I do think we’re seeing a lashback and 1MDB is going to be just one example of enforcement agencies hitting back.
— Clare Rewcastle Brown

 Brown will address anti-fraud professionals from the Asia-Pacific region at the 2016 ACFE Fraud Conference Asia-Pacific at the Marina Bay Sands in Singapore, 20-22 November. Despite having an arrest warrant issued for her by a Malaysian court, Brown remains optimistic that corruption on a global scale can be defeated. She said, “I do think we’re seeing a lashback and 1MDB is going to be just one example of enforcement agencies hitting back.”

 She will be joined by keynote speakers Brian Hay, Former Detective Superintendent of the Queensland Police and General Manager of Security Dimension Data, and Cliff Lansley, Director of 21st Century Learning & Consulting, LLC and Chairman of the Emotional Intelligence Academy, among others.

 Concurrent sessions will include discussions about cross-border fraud investigations in greater China, cyberattacks, and the challenges whistleblowers face and how to protect them. The conference will also feature the release of the Report to the Nations on Occupational Fraud and Abuse: 2016 Asia-Pacific Edition.

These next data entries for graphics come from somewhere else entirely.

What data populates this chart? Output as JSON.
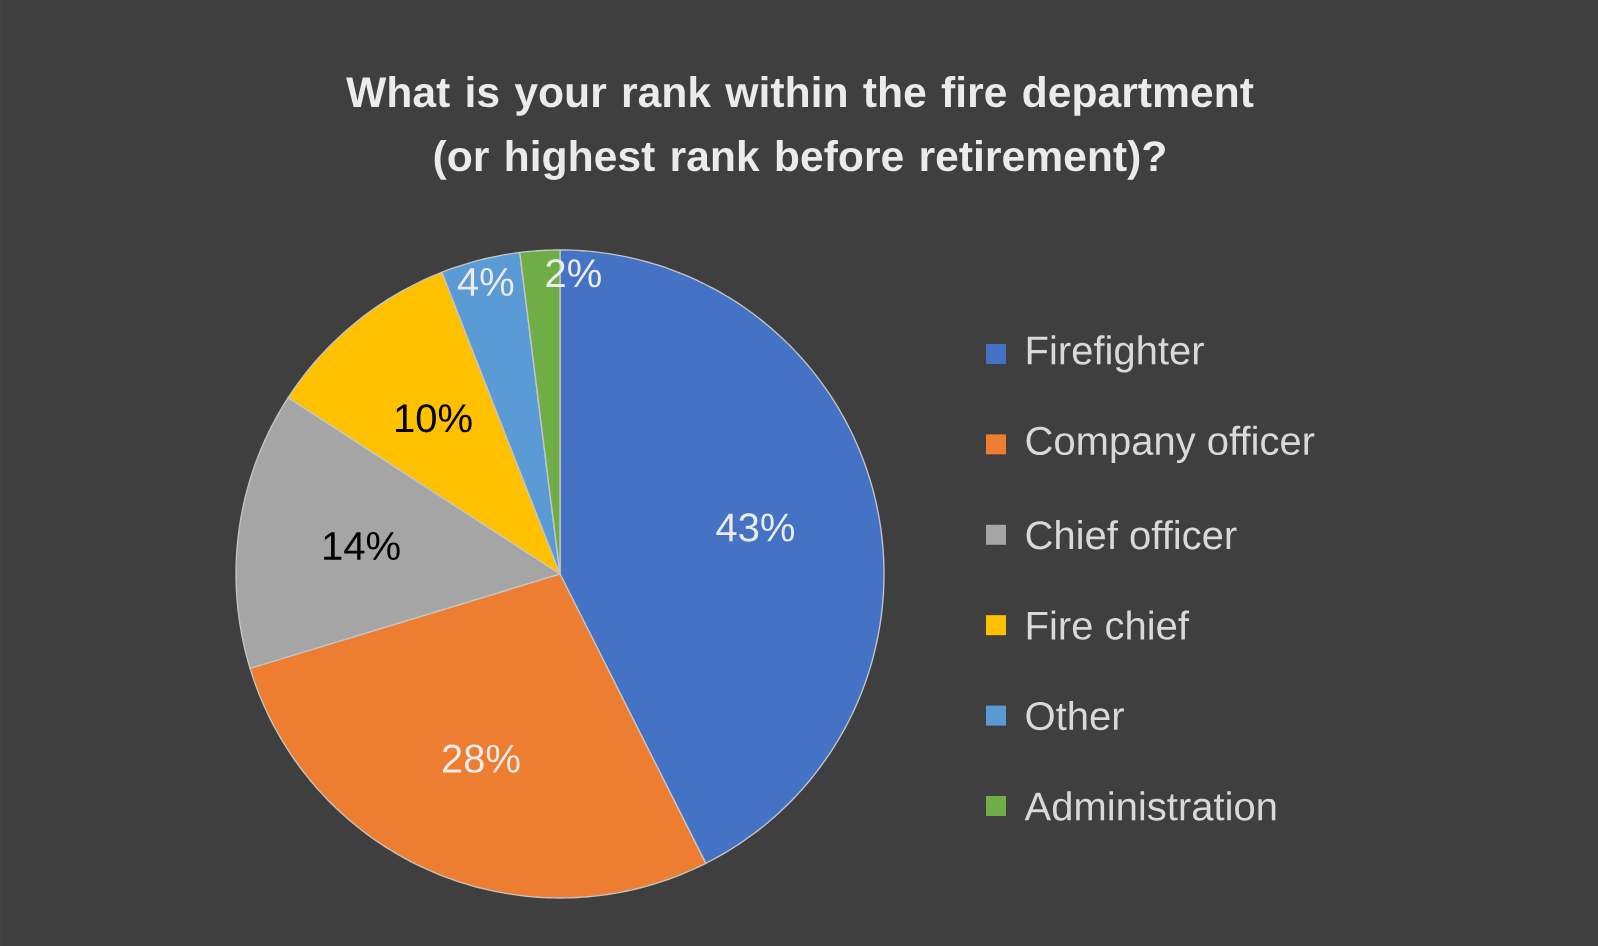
{
  "chart_data": {
    "type": "pie",
    "title": "What is your rank within the fire department (or highest rank before retirement)?",
    "categories": [
      "Firefighter",
      "Company officer",
      "Chief officer",
      "Fire chief",
      "Other",
      "Administration"
    ],
    "values": [
      43,
      28,
      14,
      10,
      4,
      2
    ],
    "value_labels": [
      "43%",
      "28%",
      "14%",
      "10%",
      "4%",
      "2%"
    ],
    "colors": [
      "#4472c4",
      "#ed7d31",
      "#a5a5a5",
      "#ffc000",
      "#5b9bd5",
      "#70ad47"
    ],
    "legend": "right"
  }
}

 According to the ACFE’s 2016 Report to the Nations, companies worldwide lose an estimated 5 percent of their revenues to fraud. In the Asia-Pacific region, the median cost of each fraud per instance is USD 245,000. More than half of the fraud cases reported resulted from corruption schemes and fraud cases that occurred in a governmental organization cost an average of USD 500,000.